Barclays could become the first bank to be sued for manipulating the Libor (London interbank offered rate) interest rate after a High Court judge cleared the way for legal action. Guardian Care Homes is suing the bank for £38m.

It claims it was mis-sold two products by Barclays – known as interest rate swaps – to protect it from rising interest rates. The price of the products was based on Libor. Guardian is claiming Barclays’ manipulation of Libor unfairly increased its costs.

Despite Barclays’ best efforts to get the case thrown out, it will be heard next year. If Barclays loses it could open the floodgates to more lawsuits across the globe. The size of potential claims against the banks could be huge. This is because Libor is used as the key reference rate for the pricing of derivatives contracts estimated to be worth over $300trn.

What the commentators said

Shawn Baldwin in Forbes reckons that litigation over Libor will drive down the profits of banks for years to come.

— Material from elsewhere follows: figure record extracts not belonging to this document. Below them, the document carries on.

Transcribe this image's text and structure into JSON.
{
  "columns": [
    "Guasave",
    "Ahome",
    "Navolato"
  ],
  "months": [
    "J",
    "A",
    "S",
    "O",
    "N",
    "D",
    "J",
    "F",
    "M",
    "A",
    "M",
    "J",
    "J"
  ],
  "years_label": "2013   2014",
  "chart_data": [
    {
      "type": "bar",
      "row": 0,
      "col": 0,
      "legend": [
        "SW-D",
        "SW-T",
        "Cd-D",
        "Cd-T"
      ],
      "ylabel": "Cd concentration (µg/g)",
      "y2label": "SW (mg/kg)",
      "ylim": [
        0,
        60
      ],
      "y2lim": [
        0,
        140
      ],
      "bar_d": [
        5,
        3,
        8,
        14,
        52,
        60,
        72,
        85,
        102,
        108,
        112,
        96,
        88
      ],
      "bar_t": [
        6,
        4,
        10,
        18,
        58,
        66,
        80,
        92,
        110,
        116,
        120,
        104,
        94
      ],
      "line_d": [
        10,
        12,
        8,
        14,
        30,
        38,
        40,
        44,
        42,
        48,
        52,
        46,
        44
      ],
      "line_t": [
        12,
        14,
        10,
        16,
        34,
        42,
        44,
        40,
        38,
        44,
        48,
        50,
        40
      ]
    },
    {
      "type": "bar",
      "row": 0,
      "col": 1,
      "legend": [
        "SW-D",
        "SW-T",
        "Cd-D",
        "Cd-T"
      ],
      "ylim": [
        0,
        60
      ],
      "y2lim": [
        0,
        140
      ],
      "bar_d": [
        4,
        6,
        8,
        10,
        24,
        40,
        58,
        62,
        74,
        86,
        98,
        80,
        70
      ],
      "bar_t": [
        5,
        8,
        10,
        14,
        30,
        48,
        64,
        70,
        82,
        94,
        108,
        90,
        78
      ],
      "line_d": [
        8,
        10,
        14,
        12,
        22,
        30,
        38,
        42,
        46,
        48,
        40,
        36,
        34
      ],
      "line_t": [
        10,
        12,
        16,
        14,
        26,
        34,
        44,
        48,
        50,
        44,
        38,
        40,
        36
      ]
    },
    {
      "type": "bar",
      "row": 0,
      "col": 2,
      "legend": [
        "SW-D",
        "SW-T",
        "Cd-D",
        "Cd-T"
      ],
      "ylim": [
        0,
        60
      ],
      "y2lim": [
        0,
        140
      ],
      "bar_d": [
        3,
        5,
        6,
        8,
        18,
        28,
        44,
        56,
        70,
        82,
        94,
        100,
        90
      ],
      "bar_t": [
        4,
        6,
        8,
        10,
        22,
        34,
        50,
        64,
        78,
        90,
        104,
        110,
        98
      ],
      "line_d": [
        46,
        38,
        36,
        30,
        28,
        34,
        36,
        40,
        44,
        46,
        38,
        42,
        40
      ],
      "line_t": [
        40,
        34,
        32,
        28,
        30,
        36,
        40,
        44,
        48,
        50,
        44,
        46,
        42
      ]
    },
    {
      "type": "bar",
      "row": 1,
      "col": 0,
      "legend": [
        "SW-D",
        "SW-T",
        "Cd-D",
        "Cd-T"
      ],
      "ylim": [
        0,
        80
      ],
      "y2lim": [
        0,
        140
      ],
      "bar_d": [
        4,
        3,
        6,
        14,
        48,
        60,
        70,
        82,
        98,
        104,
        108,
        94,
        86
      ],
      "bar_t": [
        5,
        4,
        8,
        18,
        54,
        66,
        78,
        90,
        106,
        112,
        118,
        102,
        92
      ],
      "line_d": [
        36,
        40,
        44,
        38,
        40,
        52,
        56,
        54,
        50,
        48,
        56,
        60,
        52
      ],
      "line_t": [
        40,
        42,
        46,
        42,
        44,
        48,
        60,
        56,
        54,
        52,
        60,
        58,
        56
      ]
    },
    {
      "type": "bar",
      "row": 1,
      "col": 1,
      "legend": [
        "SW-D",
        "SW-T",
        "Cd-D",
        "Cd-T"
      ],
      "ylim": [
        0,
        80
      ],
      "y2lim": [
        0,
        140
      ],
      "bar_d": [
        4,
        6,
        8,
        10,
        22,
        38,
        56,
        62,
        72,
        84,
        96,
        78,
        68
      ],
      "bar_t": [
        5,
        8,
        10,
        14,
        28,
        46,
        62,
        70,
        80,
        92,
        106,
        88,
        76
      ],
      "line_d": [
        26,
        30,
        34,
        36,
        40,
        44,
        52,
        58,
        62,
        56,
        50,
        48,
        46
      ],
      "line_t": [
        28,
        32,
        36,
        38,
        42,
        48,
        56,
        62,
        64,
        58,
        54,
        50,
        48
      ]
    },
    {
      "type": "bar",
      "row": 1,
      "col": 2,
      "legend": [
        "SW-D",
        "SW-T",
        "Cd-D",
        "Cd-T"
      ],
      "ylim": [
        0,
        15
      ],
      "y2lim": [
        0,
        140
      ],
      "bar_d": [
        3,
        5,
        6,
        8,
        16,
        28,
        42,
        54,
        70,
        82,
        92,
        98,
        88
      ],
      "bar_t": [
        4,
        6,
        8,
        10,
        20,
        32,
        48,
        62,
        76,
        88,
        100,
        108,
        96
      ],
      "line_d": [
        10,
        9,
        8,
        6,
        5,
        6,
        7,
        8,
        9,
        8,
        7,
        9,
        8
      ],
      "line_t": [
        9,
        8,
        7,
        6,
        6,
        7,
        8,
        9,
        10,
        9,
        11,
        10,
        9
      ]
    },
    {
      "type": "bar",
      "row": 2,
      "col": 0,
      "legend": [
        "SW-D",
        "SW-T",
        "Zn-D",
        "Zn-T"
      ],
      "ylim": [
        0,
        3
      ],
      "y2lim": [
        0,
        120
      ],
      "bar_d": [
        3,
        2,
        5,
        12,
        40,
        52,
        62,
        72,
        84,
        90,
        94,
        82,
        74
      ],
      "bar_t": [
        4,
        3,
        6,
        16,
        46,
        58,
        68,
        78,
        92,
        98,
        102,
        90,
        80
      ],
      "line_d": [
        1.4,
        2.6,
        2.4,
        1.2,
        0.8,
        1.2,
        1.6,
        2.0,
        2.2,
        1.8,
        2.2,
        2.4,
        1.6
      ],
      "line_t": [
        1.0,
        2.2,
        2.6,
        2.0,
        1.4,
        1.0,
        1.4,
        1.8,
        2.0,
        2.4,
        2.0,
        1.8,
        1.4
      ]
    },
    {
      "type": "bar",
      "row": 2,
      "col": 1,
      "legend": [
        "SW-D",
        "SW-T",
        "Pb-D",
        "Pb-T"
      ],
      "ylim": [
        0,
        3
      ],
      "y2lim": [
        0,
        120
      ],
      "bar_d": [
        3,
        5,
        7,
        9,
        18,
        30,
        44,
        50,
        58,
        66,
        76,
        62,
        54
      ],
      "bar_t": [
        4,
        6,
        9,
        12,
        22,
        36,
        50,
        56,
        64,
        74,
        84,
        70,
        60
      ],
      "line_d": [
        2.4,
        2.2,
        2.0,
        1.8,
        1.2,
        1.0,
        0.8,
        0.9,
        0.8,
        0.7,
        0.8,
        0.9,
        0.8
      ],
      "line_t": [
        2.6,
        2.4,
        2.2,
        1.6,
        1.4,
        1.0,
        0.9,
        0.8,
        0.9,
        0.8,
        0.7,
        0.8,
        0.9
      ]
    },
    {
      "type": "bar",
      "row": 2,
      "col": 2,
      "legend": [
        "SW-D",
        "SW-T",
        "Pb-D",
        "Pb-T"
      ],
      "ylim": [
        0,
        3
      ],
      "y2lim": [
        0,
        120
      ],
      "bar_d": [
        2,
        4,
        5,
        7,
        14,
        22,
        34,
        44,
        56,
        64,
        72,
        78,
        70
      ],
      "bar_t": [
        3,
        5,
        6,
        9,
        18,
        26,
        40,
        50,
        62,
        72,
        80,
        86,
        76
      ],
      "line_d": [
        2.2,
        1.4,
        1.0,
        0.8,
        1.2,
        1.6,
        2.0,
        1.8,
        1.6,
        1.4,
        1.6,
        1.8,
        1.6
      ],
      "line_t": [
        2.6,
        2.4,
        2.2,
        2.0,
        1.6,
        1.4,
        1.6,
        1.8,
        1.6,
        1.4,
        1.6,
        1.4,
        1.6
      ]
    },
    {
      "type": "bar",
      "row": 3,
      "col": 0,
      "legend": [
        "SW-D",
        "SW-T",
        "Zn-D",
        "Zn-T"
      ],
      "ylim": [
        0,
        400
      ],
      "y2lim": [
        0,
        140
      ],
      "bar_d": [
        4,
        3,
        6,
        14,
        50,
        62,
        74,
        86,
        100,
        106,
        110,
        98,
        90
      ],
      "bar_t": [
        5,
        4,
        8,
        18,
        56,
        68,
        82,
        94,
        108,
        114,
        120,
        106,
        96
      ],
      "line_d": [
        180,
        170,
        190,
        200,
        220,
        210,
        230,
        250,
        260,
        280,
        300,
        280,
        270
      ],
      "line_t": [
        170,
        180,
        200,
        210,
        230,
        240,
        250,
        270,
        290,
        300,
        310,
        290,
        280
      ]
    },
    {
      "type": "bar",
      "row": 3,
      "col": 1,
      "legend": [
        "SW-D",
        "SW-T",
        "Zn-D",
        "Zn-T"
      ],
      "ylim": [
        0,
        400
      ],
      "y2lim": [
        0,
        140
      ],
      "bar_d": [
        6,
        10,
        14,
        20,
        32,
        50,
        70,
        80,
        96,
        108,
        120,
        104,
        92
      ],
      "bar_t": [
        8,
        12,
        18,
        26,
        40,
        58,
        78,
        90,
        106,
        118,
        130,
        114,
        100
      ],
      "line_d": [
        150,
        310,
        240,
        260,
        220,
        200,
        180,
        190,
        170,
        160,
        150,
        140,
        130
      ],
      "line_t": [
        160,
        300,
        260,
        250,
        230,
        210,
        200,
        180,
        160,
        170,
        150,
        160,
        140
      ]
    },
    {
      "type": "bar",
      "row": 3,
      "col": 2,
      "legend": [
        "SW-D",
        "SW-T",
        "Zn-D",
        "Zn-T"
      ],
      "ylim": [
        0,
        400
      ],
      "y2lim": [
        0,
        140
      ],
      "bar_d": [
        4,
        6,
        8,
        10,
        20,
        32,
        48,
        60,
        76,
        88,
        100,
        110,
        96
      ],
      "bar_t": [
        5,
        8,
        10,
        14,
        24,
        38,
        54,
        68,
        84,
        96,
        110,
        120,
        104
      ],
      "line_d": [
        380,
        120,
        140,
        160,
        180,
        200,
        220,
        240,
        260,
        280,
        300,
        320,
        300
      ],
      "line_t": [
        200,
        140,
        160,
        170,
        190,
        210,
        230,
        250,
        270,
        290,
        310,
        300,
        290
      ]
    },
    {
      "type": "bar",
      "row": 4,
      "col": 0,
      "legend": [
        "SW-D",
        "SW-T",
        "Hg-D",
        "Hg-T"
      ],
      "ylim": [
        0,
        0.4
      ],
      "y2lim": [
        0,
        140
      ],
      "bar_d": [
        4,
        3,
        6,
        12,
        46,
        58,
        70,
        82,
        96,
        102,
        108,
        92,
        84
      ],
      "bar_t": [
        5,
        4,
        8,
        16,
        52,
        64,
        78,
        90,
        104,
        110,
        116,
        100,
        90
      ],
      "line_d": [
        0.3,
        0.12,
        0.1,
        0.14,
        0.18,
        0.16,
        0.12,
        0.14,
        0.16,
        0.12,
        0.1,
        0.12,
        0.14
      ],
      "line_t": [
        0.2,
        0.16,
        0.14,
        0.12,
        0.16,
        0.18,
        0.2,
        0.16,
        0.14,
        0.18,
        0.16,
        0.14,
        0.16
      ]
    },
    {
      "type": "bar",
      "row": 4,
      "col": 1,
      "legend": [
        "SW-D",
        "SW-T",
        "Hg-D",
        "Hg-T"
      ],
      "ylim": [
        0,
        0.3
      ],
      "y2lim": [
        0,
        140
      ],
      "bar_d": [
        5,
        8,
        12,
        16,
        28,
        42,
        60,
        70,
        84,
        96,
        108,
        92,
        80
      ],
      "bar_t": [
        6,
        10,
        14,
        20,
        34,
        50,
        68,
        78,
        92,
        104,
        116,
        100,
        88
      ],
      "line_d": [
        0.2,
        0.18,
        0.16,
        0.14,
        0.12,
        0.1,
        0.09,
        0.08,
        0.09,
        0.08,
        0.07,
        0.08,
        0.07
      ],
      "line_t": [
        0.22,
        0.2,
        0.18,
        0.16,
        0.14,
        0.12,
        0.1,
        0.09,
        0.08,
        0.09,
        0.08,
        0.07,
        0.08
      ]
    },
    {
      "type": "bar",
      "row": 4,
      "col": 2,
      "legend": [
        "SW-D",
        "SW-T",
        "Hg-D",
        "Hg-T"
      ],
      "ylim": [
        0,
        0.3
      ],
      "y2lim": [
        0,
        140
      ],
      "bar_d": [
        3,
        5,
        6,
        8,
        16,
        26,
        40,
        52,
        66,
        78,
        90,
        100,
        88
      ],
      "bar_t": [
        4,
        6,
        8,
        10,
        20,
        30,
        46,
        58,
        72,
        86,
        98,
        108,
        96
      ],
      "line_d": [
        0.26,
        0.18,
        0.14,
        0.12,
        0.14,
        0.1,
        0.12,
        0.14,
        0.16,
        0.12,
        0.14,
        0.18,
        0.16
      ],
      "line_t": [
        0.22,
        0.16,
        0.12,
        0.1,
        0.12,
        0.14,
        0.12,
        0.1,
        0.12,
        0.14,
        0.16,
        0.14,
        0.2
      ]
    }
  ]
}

He says: “We could be seeing the nascent stages of a series of lawsuits that may someday rival the most expensive and longest-running set of cases in history: asbestos litigation.”

Larry Elliott writing in The Guardian reckons 18th-century economist Adam Smith would have been the perfect eye witness in any upcoming trial. In 1776 Smith said “People of the same trade seldom meet together even for merriment and diversion, but the conversation ends in a conspiracy against the public, or in some contrivance to raise prices.”

But Barclays isn’t just in the dock for alleged Libor fixing. Its power trading business is now being investigated in the US as is its compliance with the US Foreign Corrupt Practices Act.

Meanwhile it, along with many other banks, still has to deal with the fact that revenues at its investment banking business are slowing down – the latest earnings figures fell short of forecasts – while its costs are too high. Given the mounting risk of lawsuits, regulatory probes and uncertainty over future revenue, we’d avoid the shares of Barclays and other UK banks.